Uyuşmazlıkları, anlaşmazlıkları adaletin terazisinde tartarak, verdiği kararlarla uzlaşma sağlaması gereken yargı, tam tersine kullandığı yöntem ve uyguladığı toptancı tavırlarla yeni tartışmalara neden oldu. Bugün hala karşı karşıya kaldığımız sorunlara, bu tartışmaların gölgesi düşüyor, olaylara nesnel bakmayı engelleyen taraflılıkları aşmakta zorlanıyoruz.
"Adalet mülkün (toplumun/devletin) temelidir" sözü, boşuna söylenmemiş. Bin yılların içinden süzülüp gelen bir toplum ve devlet deneyimini özetliyor. Bu sözün üzerinde herkesin, iktidarı ve muhalefeti ile tüm siyasetin, en başta da hukukçuların, hukuk uygulayıcılarının, yargı erkini elinde tutanların durması, düşünmesi gerekir.

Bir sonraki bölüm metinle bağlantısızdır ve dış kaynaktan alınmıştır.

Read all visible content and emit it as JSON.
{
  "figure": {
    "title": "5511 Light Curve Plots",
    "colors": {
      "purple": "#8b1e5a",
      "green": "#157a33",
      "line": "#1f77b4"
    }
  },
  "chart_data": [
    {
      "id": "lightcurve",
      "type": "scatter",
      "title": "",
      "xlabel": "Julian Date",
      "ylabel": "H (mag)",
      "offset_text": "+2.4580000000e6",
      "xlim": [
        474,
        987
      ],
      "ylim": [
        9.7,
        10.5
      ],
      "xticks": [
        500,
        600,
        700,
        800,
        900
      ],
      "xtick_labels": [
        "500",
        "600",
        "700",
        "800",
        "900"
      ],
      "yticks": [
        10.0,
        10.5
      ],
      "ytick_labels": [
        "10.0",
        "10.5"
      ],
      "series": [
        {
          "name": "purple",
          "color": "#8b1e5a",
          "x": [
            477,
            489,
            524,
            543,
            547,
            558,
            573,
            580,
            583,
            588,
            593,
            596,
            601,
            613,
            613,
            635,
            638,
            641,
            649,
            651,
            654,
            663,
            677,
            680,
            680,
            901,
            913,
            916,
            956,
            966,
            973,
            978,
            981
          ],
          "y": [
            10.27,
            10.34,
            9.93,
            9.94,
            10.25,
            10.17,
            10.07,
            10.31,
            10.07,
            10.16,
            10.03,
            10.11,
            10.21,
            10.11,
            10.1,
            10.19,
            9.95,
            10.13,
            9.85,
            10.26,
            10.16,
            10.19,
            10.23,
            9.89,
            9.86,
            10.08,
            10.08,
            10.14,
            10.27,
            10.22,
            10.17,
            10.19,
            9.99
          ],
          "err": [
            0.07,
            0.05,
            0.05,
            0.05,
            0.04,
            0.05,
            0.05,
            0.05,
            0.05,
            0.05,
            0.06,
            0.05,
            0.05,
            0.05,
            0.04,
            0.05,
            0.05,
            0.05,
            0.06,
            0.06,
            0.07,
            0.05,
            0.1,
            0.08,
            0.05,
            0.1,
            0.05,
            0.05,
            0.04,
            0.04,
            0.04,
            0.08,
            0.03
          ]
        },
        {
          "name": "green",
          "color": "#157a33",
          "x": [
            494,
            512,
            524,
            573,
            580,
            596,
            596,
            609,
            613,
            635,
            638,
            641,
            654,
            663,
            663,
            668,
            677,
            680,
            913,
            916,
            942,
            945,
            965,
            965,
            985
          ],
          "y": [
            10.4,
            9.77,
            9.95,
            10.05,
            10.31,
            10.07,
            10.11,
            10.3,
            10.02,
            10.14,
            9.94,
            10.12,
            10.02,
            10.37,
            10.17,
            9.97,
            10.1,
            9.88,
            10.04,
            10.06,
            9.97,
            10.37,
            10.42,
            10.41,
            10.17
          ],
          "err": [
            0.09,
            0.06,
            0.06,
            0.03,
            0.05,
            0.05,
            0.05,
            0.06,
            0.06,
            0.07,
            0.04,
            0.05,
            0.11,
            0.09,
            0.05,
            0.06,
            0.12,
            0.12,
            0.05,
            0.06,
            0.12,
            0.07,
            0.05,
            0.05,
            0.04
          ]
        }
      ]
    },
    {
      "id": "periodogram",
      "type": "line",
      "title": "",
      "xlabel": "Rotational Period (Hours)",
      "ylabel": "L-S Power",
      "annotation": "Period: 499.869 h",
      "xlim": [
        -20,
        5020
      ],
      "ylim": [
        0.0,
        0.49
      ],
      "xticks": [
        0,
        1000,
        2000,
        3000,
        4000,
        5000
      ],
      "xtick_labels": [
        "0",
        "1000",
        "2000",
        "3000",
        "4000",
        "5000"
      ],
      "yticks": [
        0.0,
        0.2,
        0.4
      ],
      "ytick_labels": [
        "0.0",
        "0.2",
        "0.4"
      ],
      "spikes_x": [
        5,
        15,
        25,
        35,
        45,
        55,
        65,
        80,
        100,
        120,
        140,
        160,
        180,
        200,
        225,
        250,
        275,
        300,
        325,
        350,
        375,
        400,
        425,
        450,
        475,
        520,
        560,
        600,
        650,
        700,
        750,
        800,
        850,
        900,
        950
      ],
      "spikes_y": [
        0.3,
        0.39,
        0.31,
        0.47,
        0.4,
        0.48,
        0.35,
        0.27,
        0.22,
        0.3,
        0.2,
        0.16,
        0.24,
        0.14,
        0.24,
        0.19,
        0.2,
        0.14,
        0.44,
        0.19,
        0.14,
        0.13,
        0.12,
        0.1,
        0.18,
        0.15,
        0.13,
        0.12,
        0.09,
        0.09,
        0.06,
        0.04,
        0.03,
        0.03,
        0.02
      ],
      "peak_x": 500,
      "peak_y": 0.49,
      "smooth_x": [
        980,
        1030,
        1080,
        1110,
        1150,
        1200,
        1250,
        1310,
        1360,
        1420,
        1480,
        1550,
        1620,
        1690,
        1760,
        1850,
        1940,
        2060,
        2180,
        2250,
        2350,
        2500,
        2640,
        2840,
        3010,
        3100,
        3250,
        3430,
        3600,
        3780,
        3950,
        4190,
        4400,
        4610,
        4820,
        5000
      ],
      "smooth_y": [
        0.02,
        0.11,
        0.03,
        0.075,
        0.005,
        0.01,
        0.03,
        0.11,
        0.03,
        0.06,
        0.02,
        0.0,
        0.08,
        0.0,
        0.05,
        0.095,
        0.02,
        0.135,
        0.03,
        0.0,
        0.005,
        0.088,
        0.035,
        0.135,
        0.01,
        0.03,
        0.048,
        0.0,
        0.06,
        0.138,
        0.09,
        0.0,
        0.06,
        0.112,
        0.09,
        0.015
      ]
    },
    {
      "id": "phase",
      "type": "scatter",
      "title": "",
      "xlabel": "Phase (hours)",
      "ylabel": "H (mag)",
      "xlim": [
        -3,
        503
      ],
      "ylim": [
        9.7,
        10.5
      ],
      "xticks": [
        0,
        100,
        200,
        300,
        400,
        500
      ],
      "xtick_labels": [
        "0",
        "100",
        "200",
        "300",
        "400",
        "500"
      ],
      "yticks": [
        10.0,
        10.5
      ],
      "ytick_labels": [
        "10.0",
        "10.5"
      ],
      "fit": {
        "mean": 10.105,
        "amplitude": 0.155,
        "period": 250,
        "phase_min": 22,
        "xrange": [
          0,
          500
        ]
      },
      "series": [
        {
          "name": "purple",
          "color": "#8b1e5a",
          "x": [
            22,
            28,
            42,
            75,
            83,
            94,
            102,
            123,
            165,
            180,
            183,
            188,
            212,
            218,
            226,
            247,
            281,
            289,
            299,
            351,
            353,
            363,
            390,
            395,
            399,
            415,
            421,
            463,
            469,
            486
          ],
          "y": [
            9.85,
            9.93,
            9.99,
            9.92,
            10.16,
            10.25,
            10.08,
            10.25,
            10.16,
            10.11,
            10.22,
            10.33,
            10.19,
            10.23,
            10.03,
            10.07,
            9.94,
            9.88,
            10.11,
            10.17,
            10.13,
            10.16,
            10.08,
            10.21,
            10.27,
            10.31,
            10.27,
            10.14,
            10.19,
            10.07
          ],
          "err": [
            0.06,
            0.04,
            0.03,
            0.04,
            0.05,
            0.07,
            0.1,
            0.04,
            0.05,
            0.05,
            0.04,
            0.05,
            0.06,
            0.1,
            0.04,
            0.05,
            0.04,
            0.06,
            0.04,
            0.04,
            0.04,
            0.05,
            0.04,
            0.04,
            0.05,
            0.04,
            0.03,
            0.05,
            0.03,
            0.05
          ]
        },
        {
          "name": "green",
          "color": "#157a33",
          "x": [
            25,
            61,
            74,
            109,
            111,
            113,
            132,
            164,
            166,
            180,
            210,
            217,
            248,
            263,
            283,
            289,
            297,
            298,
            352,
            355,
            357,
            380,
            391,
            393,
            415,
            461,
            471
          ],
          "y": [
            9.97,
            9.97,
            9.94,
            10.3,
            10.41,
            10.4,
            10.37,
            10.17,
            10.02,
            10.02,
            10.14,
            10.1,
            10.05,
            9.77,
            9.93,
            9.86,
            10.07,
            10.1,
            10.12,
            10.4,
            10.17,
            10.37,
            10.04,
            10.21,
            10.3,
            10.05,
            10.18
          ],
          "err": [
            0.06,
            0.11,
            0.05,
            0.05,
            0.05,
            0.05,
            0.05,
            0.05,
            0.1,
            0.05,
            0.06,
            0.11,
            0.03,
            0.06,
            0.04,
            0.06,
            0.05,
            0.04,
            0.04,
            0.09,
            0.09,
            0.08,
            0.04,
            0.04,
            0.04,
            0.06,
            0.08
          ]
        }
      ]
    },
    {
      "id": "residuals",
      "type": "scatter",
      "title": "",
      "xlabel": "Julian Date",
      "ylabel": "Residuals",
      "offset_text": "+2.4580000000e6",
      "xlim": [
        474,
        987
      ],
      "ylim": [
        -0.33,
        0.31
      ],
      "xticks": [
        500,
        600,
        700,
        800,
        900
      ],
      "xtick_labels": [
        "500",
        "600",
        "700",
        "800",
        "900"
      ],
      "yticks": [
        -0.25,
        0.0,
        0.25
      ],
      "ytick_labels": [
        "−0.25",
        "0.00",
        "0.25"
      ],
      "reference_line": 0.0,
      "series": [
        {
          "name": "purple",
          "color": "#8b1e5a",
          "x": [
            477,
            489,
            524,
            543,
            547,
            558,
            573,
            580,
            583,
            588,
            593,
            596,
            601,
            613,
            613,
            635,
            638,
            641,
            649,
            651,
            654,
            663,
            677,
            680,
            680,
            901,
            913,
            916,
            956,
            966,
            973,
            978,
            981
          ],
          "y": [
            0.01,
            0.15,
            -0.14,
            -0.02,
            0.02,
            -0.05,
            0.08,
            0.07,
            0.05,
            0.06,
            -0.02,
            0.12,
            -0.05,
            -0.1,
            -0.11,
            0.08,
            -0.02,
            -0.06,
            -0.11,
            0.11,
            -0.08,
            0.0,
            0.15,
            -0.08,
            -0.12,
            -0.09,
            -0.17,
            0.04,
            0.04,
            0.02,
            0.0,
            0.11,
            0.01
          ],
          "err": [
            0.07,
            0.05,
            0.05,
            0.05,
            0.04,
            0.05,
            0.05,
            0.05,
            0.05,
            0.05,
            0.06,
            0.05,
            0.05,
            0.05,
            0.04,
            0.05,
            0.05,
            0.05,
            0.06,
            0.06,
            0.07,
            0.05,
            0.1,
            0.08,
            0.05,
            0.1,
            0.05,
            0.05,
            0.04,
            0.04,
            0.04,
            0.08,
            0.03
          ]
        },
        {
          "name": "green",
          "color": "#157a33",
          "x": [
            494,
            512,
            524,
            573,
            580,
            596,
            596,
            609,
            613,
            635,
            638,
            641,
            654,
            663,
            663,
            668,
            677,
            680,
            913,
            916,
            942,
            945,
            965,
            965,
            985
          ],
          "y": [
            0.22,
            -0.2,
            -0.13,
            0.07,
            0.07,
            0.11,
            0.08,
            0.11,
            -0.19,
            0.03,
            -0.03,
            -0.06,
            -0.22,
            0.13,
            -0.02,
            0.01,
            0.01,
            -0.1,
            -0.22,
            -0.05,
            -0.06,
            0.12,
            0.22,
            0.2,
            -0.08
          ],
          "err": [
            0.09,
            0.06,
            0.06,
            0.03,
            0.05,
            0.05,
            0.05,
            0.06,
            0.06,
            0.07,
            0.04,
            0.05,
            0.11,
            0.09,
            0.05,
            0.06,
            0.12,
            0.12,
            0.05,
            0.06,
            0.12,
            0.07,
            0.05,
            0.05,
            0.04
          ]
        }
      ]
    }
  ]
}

Siyaset, doğası gereği taraftır, taraflıdır. Bu taraflı çatışma ve çekişmeler içinde hakkı, haklıyı koruyacak, doğruyu yanlıştan, iyiyi kötüden, suçluyu suçsuzdan ayıracak olan yargıdır. Yargı, bu gücü kullanırken adaletin terazisi olmak yerine, siyasetin kılıcı olma yoluna saparsa, sadece adalete zarar vermekle kalmaz, toplumda yaralar açarak, mağduriyetler ve hasımlıklar yaratarak siyasete de büyük zararlar verir.
Yukarıdan buyana olumsuz örneklerini sıraladığımız uygulamaların vebali ve sorumluluğu, sadece o kararları verenlerin boynunda asılı kalmadı, aynı vebal ve sorumluluk dönemin siyasi erkinin siciline de aynen yansıdı.
O nedenle, yargı erkini kullananlar, yaptıkları görevin önemini, neredeyse kutsal bir anlam taşıdığını unutmamalıdır. Bugüne kadar yaşadıklarımızda bu unutkanlığın ve ihmalin payı büyüktür. Adalete, hakkaniyete uygun karardan kimse zarar görmez. 'Şeriatın kestiği parmak acımaz' sözü, hukuka, adalete uygun karara kimsenin itiraz etmeyeceğini, adil bir karardan kimsenin şikayetçi olamayacağını anlatır.
Geldiğimiz yerde, iktidarı muhalefetiyle, siyasetin sorumluluğu elbette azımsanamaz. Ama hukukçular, siyasetin taraflılığına teslim olmak yerine, adaletin terazisini özenle yüksekte tutmaya gayret etseydi, yaşadıklarımızın çoğunu yaşamazdık.
O nedenle, hukukçuların yaşananlardan ders çıkarmasının, her şeye yeniden bakmasının vaktidir. Yargı erkini kullananların siyasete değil, adalete uygun davranışları, siyasetin ülkeyi içine sürüklendiği bu gergin ortamdan kurtulmamıza büyük katkı yapabilir.
Adaletten toplumun beklediği de budur.